NSW Writers Centre Interview

THE NSW Writer’s Centre interviewed me for the course I ran recently – these are my words that appeared in the NSW Writers’ CENTRE Weekly E-Newsletter; April 5, 2010

Chris Cheng is the author of several historical novels, including The Melting Pot and New Gold Mountain, set during the Lambing Flat riots.
This week the NSW Writers’ Centre chats to him about writing and researching historical novels and treading the line between fact and fiction. Catch his course Writing History on Sunday 18 April.

Why history?
…When at primary school I loved finding out about our past and the stories of the explorers etc – yet when I hit high school all it seemed to be was dates and facts, and not the story behind. And it is FASCINATING … who wouldn’t be fascinated by the ingenuity and the bravery and the sheer determination of some of the great folks of our historical past. What boy isn’t amazed by the Chinese traders who fertilised their greens with poo water and then sold the green veges (that no one else could grow) to the miners!

Do you go looking for stories or do they come to you?
I think they have come looking for me … especially stories on the Chinese Diaspora. Even though my family wasn’t here during the mining times the culture, and where my family has roots attached, is part of the story. And then as the research into the facts grew and grew more stories that had to be told appeared.

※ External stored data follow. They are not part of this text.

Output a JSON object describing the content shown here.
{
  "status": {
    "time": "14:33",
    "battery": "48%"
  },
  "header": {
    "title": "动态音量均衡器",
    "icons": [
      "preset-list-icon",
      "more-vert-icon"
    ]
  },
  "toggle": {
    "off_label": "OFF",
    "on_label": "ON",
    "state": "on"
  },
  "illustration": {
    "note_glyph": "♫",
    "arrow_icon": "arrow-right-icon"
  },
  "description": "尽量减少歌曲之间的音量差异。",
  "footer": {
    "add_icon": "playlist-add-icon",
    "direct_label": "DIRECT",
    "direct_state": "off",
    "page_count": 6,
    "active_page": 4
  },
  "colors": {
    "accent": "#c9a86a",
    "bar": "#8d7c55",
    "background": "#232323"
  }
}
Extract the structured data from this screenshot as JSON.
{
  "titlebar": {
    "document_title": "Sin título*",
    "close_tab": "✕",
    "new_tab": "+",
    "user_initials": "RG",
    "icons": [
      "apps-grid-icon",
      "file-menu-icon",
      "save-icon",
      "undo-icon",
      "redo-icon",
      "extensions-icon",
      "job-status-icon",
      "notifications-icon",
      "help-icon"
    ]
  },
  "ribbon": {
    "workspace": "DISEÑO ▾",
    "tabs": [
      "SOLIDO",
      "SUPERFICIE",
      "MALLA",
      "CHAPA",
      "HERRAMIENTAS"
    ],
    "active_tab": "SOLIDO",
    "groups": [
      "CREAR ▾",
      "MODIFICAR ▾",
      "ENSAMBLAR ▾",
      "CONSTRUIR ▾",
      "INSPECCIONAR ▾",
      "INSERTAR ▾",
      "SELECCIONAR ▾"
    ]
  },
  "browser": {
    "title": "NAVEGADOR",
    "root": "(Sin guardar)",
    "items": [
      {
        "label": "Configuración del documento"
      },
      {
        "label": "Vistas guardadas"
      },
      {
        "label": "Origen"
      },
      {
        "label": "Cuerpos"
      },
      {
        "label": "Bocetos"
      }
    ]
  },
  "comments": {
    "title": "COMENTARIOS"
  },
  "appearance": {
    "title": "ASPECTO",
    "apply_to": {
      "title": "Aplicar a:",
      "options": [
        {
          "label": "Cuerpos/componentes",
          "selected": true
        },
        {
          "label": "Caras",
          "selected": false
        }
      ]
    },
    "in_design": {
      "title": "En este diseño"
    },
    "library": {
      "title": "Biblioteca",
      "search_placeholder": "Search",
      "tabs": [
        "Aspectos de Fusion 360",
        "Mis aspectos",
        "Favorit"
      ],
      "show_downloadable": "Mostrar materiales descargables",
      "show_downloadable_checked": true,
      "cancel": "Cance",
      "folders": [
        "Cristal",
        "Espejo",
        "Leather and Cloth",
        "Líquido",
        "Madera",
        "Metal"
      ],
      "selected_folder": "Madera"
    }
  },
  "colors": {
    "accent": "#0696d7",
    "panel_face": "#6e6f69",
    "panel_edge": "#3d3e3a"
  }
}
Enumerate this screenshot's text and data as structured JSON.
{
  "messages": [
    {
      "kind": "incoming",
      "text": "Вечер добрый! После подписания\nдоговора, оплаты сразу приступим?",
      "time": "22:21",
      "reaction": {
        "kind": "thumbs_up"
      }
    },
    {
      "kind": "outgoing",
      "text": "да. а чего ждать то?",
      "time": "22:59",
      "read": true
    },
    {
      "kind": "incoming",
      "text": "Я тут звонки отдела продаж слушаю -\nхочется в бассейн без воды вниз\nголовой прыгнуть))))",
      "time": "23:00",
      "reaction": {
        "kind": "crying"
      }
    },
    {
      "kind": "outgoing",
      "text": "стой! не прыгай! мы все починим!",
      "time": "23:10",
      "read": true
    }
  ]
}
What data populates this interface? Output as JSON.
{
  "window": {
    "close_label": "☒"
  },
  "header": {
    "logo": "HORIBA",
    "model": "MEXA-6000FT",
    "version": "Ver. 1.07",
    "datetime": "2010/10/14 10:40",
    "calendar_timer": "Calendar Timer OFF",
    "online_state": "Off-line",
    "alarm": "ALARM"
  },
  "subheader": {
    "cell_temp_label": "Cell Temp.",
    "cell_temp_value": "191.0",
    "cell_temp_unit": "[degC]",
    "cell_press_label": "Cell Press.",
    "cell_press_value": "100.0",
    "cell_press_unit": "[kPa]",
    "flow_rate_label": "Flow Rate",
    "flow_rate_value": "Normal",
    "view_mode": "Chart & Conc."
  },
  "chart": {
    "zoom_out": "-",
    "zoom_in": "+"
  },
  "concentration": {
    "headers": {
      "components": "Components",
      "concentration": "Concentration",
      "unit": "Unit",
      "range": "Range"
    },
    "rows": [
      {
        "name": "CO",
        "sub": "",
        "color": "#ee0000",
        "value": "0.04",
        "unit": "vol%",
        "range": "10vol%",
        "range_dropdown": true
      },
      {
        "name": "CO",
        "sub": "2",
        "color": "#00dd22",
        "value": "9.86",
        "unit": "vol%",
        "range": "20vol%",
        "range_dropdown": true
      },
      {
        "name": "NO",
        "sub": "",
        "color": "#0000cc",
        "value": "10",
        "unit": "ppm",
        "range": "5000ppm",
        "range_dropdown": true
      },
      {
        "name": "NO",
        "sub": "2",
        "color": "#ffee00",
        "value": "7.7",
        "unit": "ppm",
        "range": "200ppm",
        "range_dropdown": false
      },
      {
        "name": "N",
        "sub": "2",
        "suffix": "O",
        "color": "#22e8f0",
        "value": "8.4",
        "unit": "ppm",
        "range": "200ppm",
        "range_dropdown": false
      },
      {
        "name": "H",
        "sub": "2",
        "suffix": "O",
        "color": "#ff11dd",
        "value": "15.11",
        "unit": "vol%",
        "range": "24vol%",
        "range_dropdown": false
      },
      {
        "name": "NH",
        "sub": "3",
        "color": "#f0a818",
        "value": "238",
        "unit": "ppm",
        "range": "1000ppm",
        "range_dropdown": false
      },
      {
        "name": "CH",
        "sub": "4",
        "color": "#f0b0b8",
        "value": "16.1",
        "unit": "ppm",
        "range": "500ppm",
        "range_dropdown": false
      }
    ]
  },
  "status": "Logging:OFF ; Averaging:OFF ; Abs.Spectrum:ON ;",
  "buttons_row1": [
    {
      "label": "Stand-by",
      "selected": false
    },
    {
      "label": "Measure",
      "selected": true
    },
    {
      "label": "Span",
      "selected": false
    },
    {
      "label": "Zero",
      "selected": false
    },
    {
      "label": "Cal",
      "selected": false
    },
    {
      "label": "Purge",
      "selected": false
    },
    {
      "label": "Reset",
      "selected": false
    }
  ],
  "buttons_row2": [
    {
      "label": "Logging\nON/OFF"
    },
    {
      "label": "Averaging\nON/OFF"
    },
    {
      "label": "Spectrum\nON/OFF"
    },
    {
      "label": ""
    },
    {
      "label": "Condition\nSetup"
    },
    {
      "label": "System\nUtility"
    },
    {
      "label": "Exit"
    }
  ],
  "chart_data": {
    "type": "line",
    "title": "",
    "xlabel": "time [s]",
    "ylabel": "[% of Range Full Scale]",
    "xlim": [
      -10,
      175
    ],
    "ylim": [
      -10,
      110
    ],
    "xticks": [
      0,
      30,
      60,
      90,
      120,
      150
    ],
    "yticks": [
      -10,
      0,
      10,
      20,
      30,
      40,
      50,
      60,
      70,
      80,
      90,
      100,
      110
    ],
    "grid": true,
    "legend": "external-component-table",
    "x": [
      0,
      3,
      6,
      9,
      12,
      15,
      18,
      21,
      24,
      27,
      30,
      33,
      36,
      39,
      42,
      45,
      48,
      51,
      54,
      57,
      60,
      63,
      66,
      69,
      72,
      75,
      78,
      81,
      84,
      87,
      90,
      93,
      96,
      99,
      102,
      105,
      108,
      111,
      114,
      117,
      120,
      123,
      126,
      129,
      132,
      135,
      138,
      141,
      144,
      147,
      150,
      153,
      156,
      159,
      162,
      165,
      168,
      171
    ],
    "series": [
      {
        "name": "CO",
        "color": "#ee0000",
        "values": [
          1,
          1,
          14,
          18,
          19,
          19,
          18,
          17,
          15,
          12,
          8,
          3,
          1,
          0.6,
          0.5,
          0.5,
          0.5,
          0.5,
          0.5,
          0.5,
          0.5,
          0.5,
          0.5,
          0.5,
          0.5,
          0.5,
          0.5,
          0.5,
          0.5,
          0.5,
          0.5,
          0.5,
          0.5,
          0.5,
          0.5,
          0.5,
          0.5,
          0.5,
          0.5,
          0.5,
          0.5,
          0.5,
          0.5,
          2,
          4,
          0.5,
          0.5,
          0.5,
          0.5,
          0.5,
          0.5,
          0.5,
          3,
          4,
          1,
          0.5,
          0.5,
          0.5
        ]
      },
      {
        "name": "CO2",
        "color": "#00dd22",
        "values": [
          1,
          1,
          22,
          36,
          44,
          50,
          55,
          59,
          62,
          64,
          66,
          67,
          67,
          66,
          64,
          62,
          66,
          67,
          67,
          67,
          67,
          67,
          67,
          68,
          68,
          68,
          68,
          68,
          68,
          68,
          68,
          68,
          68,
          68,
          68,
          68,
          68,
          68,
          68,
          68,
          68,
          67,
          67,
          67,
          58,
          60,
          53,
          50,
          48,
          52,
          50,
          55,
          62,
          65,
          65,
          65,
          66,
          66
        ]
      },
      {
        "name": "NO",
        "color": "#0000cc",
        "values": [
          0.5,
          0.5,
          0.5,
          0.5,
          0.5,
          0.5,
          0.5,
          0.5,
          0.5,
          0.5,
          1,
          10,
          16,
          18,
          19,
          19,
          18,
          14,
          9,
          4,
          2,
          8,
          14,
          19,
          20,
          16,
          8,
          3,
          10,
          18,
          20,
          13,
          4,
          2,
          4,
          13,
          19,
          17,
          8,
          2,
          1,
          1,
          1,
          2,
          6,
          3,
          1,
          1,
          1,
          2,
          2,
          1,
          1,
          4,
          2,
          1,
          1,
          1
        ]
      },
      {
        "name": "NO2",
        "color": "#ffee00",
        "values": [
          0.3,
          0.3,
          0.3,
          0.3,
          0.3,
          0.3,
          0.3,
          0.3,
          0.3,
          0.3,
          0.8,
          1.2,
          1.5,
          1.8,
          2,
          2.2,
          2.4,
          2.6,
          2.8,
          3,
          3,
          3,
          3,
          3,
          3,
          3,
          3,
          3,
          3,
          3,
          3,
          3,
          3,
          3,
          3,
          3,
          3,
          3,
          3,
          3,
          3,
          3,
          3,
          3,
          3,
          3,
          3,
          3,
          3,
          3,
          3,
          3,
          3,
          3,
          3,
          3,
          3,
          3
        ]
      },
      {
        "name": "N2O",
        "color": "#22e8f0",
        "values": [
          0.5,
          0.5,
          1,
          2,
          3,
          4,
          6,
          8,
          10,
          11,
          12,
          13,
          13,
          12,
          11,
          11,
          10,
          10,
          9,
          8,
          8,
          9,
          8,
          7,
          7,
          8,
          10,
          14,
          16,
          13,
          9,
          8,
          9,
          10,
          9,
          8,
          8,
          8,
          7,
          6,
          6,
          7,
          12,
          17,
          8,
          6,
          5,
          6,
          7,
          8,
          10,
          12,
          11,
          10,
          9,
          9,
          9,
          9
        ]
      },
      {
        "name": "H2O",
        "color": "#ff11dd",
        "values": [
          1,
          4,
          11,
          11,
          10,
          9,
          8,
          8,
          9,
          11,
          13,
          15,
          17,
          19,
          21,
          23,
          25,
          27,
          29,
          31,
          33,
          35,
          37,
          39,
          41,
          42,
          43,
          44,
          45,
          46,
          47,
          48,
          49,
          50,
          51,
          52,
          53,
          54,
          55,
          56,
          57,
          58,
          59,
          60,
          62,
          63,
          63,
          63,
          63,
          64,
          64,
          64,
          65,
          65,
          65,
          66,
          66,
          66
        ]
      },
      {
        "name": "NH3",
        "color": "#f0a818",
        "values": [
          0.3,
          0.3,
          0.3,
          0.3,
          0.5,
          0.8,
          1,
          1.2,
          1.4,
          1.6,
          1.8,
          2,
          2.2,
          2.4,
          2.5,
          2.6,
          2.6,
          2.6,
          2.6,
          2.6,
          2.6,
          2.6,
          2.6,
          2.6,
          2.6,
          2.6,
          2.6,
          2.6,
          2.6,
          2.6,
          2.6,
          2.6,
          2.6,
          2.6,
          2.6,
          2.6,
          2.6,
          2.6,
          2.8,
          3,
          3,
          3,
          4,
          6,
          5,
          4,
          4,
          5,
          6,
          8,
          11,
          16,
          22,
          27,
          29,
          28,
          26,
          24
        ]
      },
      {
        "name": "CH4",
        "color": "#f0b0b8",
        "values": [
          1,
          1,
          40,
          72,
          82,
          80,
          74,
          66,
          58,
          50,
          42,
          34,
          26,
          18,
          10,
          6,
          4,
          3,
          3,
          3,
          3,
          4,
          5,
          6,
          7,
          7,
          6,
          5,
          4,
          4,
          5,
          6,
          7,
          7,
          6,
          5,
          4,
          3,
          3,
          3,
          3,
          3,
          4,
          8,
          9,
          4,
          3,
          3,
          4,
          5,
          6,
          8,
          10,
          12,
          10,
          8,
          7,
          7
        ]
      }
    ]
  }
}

How do you tread the balance between historical accuracy and telling a good story?
Yes it is a fine balance, but I think that you can still write a story filled with historical facts and make it a riveting read … I contacted the bureau of meteorology for the weather conditions in one of my HF books and used those exact conditions throughout;… if it said it rained … it did! I try and gather as much factual material as I can before I start writing the story and as I am gathering the material as the story is developing too. Of course the historical story you are telling has to be worth telling – if the story is worth telling the accuracy won’t be a hindrance.

How do you describe a time and place that you’ve never been to?
That I guess is part of the fictional / imaginative process. After copious amounts of research I have a very vivid picture of the environment and the people. They have lived with me for months and months so it is not hard … but that is the same for any other fiction book … even picture books I write!

What are some resources writers can use to research Australian historical novels?
The wonderful librarians at the MITCHELL library in Sydney. They are a glorious help – if they know you are truly researching! The bureau of meteorology, the immigration department, we have wonderful files stored at the National Archives, museum curators! Newspapers … oh and did I mention libraries!

What’s three things you wished someone told you at the start of your first history book?
How to stop researching – there’s always more information to gather.
That there is NO right way to record your notes … you just have to record your notes YOUR way!
There is a lot more to uncover and write about!

With your last three dollars you would … ?
Take my wife up the street to share a gelato and, if I can convince them, a latte thrown in – we are good customers!!